NOPA Presents Scott Dalton lecture on Friday, June 29
The New Orleans Photo Alliance is pleased to present a lecture by Scott Dalton, winner of the 2011 Michael P. Smith Fund For Documentary Photography grant. Dalton will present his award-winning project “So Close, So Far: Daily Life and Cartel Violence in Ciudad Juárez” at the NOPA gallery on June 29, 2012 at 7 p.m.
Dalton’s project explores daily life in the border city of Ciudad Juárez, a city in the midst of a vicious cartel drug war. Averaging over 3,000 murders a year, Ciudad Juárez, Mexico, has become one of the most dangerous cities on earth.
Tom Rankin, the Director of the Center for Documentary Studies at Duke University, writes, “Scott Dalton’s images reveal the hard edges of conflict while also illuminating the eloquent textures of ordinary life. Dalton’s images suggest the sense of loss that relentless violence so firmly delivers.”
MPS FUND 2011 GRANT WINNER: SCOTT DALTON
Friday, June 29, 2012
7 p.m.
New Orleans Photo Alliance Gallery
1111 St. Mary Street
New Orleans, LA 70130
FREE and open to the public
About Scott Dalton
Scott Dalton is an award-winning photographer and filmmaker based in Houston, Texas. He has spent years working throughout Latin America, including extensive coverage of Colombia, where he lived for over ten years photographing the civil conflict and drug war.
His photography has appeared in the New York Times, National Geographic, Harper’s, Time, Newsweek, Washington Post Magazine, Condé Nast Portfolio, Business Week, and The New Yorker, among other outlets.
Dalton’s documentary film, LA SIERRA, won numerous awards and has been broadcast by PBS, BBC, HBO Latino, and many other international broadcasters. Dalton has won the Houston Center of Photography Carol Crow Fellowship in 2010 as was nominated for the Santa Fe Prize in 2009.
Grants workshop with Lori Waselchuk set for June 30
“Build Your Community, Fund Your Projects!”, a grant workshop for individual artists led by Lori Waselchuk, will help participants navigate the grant application process and explore alternative means for developing project support. Waselchuk, an award-winning photographer based in Philadelphia, Penn., has been the recipient of several regional and international grants.
Waselchuk will explain the three stages of grant writing: preparation, proposal development, and follow-up. In addition to local and national grant opportunities, she will discuss building partnerships for projects and seeking non-traditional funding. She will be joined by Joycelyn L. Reynolds, Grants Manager of the Arts Council of New Orleans, who will talk about the Council’s community projects grants and offer advice from the perspective of an experienced grants administrator.

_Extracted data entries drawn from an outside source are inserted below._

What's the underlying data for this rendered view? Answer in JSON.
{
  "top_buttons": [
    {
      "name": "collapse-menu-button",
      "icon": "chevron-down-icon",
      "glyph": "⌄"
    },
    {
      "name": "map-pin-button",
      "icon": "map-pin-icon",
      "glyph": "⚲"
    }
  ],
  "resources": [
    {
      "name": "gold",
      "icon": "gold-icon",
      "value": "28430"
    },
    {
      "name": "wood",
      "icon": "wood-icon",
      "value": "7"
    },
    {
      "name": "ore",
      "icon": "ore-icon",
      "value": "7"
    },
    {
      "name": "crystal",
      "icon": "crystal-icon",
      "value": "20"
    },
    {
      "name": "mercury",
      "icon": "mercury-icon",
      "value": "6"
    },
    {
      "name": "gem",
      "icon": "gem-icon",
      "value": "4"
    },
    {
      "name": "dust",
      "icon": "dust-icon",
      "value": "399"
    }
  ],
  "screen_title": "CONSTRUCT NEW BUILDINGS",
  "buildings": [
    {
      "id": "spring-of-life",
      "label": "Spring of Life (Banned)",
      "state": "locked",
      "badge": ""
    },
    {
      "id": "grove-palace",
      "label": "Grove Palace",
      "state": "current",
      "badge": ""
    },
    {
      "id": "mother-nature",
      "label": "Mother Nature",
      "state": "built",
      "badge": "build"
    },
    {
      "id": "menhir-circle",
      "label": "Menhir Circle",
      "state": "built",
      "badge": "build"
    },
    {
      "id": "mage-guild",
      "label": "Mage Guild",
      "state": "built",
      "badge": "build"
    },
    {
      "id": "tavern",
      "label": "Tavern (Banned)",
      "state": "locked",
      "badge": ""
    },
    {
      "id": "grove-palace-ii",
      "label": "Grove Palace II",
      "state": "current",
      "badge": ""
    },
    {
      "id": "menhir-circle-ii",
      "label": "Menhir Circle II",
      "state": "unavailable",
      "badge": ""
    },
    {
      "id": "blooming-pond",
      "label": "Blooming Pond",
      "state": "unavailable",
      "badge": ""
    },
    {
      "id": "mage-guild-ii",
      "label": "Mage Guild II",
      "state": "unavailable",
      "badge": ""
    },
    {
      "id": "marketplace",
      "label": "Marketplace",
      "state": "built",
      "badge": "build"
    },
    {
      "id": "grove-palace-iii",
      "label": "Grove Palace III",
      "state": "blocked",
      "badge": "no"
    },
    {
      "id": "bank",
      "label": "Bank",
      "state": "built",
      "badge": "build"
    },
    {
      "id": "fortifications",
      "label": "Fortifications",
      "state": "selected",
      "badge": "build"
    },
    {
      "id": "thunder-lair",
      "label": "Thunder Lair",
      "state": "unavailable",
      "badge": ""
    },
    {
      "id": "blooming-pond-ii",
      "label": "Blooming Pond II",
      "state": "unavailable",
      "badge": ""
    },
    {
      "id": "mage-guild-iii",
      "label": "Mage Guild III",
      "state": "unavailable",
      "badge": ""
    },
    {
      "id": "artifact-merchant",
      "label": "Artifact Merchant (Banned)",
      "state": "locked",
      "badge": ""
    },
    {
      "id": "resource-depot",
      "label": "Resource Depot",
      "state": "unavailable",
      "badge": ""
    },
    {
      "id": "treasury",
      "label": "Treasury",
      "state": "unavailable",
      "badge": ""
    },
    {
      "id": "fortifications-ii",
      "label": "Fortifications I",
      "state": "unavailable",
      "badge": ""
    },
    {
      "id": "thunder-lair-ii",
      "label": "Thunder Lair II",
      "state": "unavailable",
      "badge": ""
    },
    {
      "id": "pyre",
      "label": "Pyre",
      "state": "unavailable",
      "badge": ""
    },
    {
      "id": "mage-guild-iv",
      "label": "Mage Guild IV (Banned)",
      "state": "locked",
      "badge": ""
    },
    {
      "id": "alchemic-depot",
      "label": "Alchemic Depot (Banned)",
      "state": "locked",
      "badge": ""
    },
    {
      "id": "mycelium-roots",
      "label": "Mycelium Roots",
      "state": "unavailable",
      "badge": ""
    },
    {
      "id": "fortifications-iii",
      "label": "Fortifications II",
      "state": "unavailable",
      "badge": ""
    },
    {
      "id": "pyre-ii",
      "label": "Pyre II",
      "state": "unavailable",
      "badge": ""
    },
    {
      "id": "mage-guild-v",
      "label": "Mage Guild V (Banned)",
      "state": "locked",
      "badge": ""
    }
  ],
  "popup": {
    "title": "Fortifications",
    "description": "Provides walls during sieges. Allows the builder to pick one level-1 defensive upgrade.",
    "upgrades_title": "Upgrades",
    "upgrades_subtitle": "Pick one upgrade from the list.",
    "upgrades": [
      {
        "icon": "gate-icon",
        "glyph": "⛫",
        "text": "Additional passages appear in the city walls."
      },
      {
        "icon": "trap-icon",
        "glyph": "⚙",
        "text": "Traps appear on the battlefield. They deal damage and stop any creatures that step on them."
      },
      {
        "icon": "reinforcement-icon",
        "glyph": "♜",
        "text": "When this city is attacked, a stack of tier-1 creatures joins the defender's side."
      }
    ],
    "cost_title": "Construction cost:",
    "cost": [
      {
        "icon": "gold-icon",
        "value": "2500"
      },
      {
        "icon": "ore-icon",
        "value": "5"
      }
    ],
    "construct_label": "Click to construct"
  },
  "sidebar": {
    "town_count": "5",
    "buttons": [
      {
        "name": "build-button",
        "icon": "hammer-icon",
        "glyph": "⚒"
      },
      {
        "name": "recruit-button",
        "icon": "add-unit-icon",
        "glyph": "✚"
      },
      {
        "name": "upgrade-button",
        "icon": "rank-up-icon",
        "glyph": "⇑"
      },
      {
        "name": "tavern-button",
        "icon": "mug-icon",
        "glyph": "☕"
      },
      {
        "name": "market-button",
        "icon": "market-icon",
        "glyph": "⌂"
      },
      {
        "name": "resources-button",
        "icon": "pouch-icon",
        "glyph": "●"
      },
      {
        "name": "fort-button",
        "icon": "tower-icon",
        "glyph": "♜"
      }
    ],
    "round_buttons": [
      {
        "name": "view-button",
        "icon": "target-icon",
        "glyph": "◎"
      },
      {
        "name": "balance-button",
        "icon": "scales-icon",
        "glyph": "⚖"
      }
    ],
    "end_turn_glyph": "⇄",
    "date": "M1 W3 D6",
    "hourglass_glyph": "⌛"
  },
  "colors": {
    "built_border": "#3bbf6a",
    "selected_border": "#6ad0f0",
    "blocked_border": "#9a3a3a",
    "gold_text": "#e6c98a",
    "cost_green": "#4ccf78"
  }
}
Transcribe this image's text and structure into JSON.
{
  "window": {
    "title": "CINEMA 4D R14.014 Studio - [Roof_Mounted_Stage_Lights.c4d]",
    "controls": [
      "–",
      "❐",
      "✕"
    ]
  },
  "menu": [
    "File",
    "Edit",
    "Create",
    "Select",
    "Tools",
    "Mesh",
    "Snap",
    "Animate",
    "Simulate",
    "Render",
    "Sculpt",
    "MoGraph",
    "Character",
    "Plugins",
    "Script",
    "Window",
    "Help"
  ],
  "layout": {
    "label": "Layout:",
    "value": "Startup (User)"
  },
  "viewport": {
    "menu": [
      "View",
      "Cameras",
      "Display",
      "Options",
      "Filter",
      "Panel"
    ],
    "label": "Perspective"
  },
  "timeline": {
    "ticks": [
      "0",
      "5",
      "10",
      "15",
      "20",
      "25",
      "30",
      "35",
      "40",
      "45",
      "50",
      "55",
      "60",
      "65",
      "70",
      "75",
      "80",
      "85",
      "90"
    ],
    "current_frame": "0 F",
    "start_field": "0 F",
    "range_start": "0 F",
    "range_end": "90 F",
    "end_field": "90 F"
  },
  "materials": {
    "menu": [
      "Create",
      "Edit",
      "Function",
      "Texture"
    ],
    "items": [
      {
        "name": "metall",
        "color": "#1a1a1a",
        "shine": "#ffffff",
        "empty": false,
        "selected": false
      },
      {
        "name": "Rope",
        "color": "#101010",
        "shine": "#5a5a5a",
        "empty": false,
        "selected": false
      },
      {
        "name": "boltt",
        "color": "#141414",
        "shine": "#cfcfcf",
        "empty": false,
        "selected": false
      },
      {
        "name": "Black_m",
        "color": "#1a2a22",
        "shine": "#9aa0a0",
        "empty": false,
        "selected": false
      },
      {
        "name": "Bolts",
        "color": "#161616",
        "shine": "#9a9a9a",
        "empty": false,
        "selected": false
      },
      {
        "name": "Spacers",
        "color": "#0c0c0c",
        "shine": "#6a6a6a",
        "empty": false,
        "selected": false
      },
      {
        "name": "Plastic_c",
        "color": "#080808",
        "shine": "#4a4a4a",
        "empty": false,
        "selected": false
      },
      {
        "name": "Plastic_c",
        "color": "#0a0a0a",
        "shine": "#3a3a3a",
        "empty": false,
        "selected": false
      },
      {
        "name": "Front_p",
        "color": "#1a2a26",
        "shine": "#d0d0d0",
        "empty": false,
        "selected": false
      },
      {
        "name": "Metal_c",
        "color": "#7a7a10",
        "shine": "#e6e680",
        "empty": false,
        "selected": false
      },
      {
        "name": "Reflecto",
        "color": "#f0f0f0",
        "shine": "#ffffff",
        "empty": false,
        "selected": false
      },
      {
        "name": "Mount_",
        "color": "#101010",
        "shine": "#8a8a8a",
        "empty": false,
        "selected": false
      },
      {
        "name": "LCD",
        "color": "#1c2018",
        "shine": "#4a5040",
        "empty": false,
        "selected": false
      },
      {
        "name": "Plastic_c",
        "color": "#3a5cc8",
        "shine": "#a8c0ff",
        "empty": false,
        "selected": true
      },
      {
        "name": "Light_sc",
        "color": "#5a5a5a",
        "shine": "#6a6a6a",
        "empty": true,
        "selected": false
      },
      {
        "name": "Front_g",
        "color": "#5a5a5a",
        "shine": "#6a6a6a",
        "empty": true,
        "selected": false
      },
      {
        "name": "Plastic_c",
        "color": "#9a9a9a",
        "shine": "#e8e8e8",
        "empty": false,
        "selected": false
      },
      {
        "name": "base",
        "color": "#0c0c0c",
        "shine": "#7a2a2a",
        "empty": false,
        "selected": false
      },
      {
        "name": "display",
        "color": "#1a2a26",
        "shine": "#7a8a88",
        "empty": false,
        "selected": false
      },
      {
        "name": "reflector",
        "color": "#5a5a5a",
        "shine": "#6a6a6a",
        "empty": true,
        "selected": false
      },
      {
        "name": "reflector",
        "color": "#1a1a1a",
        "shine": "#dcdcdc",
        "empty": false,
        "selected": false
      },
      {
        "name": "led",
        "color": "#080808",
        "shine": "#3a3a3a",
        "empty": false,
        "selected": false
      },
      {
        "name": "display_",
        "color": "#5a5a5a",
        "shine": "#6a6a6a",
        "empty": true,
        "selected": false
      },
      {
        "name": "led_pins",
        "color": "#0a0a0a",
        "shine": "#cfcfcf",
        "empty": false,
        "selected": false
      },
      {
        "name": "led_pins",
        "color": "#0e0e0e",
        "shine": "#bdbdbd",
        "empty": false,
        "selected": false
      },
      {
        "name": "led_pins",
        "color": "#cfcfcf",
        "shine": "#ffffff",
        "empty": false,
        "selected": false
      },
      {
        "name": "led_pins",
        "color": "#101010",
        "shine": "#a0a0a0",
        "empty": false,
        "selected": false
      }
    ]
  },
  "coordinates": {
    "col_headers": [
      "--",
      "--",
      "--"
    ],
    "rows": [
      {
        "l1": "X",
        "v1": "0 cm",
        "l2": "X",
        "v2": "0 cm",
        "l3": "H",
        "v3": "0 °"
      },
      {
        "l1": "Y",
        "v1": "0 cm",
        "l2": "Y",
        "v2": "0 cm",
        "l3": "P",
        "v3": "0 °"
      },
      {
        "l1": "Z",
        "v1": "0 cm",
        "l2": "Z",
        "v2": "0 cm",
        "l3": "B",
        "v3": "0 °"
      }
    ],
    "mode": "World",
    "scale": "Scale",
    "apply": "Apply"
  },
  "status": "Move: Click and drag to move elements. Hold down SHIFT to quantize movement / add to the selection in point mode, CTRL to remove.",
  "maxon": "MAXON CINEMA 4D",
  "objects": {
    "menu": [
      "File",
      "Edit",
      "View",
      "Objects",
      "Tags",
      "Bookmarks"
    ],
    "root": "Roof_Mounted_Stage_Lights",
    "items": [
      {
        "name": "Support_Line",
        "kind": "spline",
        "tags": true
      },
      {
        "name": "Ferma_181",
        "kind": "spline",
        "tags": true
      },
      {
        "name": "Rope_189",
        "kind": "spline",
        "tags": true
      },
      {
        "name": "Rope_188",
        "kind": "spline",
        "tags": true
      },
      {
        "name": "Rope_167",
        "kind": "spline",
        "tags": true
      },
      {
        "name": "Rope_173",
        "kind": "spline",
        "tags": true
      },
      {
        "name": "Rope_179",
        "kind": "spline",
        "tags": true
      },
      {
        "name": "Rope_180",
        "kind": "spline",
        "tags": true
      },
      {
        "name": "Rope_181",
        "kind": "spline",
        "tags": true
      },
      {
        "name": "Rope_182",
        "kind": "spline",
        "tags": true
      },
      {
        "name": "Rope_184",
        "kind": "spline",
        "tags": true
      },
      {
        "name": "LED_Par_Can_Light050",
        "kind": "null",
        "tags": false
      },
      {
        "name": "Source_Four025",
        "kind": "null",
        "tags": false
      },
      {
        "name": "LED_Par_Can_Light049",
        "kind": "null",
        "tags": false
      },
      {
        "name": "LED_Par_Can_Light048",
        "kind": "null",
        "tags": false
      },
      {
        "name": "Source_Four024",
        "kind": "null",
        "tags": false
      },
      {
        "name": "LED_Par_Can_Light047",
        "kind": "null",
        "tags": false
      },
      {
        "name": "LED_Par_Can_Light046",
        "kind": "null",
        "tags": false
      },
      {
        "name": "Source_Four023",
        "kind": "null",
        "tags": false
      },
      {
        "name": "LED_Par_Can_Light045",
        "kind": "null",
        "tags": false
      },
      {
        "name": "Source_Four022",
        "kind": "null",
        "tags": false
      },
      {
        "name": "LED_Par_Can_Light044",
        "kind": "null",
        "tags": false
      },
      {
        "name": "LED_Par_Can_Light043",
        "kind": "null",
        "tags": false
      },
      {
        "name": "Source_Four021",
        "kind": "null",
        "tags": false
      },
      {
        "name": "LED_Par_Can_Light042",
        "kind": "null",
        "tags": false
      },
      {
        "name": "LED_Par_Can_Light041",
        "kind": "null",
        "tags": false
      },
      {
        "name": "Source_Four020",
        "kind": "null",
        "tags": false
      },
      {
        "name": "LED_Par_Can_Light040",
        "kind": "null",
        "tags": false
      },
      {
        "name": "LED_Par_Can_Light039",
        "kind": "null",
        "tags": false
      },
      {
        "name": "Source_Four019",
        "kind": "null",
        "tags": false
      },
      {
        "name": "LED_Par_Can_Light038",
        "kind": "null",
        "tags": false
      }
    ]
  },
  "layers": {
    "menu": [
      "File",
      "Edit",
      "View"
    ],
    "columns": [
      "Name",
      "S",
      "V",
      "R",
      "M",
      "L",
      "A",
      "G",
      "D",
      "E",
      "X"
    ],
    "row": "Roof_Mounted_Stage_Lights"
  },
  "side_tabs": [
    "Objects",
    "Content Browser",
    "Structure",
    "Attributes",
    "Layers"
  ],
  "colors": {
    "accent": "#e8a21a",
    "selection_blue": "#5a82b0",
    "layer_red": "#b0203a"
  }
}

Advance registration is encouraged, via the NOPA website.
Build Your Community, Fund Your Projects!
Grants Workshop with Lori Waselchuk
Saturday, June 30, 2012
9a.m.-3p.m.
New Orleans Photo Alliance Gallery
1111 St. Mary Street
NOLA 70130
$5 NOPA Members/$10 General Public
About Lori Waselchuk
Lori Waselchuk is a documentary photographer living in Philadelphia, PA. Her images have been published and exhibited internationally. She has produced photography for numerous humanitarian organizations and foundations including CARE, UNICEF, and the United Nations World Food Program.
Waselchuk is the author/photographer of “Grace Before Dying” (Umbrage Edtitions 2011). She is the recipient of the Open Society Foundation Audience Engagement Grant in 2008, the Aaron Siskind Foundation Individual Photographer Fellowship in 2009, and the Louisiana Endowment of the Humanities Publishing Initiative Grant in 2010. She has also received funding from The Baton Rouge Foundation and the Fertel Foundation as well as in-kind support from a number of institutions and grass-roots organizations.
The photographer’s work has garnered numerous distinctions including the PhotoNOLA Review Prize (2007); the Southern African Gender and Media Award for Photojournalism (2004), a nomination for the Santa Fe Prize for Photography (2009), and was a finalist for the 2008 Aperture West Book Prize. Her work is found in collections including the South African National Gallery, New Orleans Museum of Art, Portland Museum of Art, Louisiana State Museum Collections, and the Free Library of Philadelphia.